I believe the three of us, directed her to go to Eye-On-Video to get the bloody thing if they had it. Ah, I remember having to deal with many urbanites, with whom I would naturally not come into contact. It was like a nature excursion into the rain forests. "Wow! You don't see that every day! Golly, look that that one! This one must be a newer species."

If you haven't ever worked in retail or service in an urban area, you won't have any idea about what I'm typing, but it's real and not imagined.

I experienced live, open diaper changing, child abuse (physical), theft, drug dealers, "pimps", Appalachian peoples, and some persons so urban, that the concept of personal property was beyond their intellect. In reflection, I'd say that the job was enlightening, but I should have opted for the shorter course. I could say that the same for my relationship with who is now my ex. Had I not been at that place, I never would have met her. It wasn't a bad learning course ... just too long and the stupidity of her, rubbed onto me.

I saw Clerks, but won't see Clerks II, despite its relevancy to my previous jobs. I found the Randy character worthy of a slow, hate-crimes dragging death, but it wasn't forthcoming. It was intentionally disturbing and I found it ... well, not really my type of movie. I watched it twice and quote bits here and there, but I cannot recommend it in good conscience.
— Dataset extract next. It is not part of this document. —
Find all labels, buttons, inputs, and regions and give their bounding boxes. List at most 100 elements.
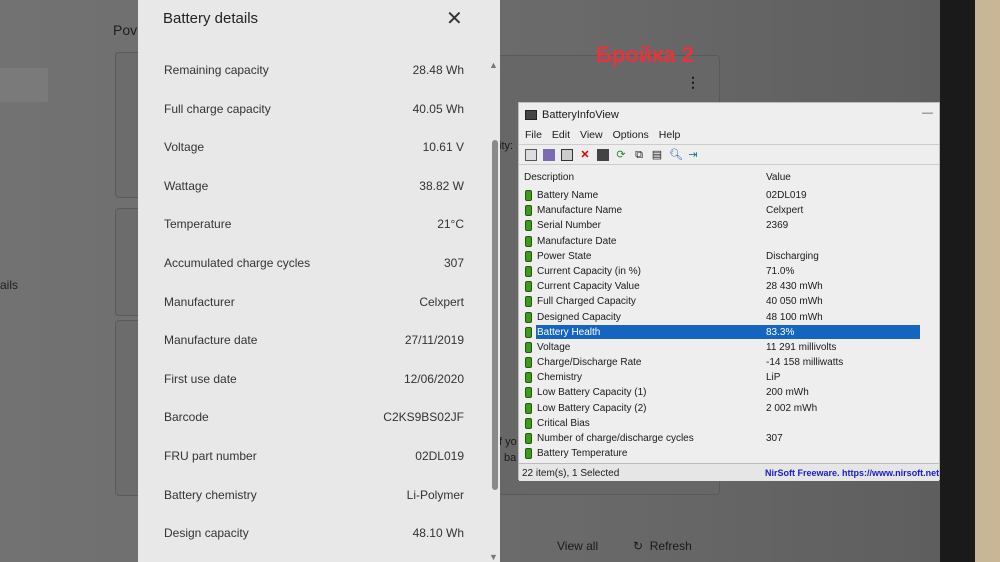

I therefore won't see Clerks II or any more Chucky movies -- each worse than the last. Gracious ... you'd think that some people would jump ship, but getting into acting in difficult, so you take your lumps with B, C, D, and F movies first. In thinking about it ... Tim Burton should take over directing the Child's Play series, trying to make a run equal with Land Before Time and Friday the 13th. You might not think they are similar, but really ... each one worse than the previous ... only fillers for those incapaable of escaping the stick figure 4 page comic book.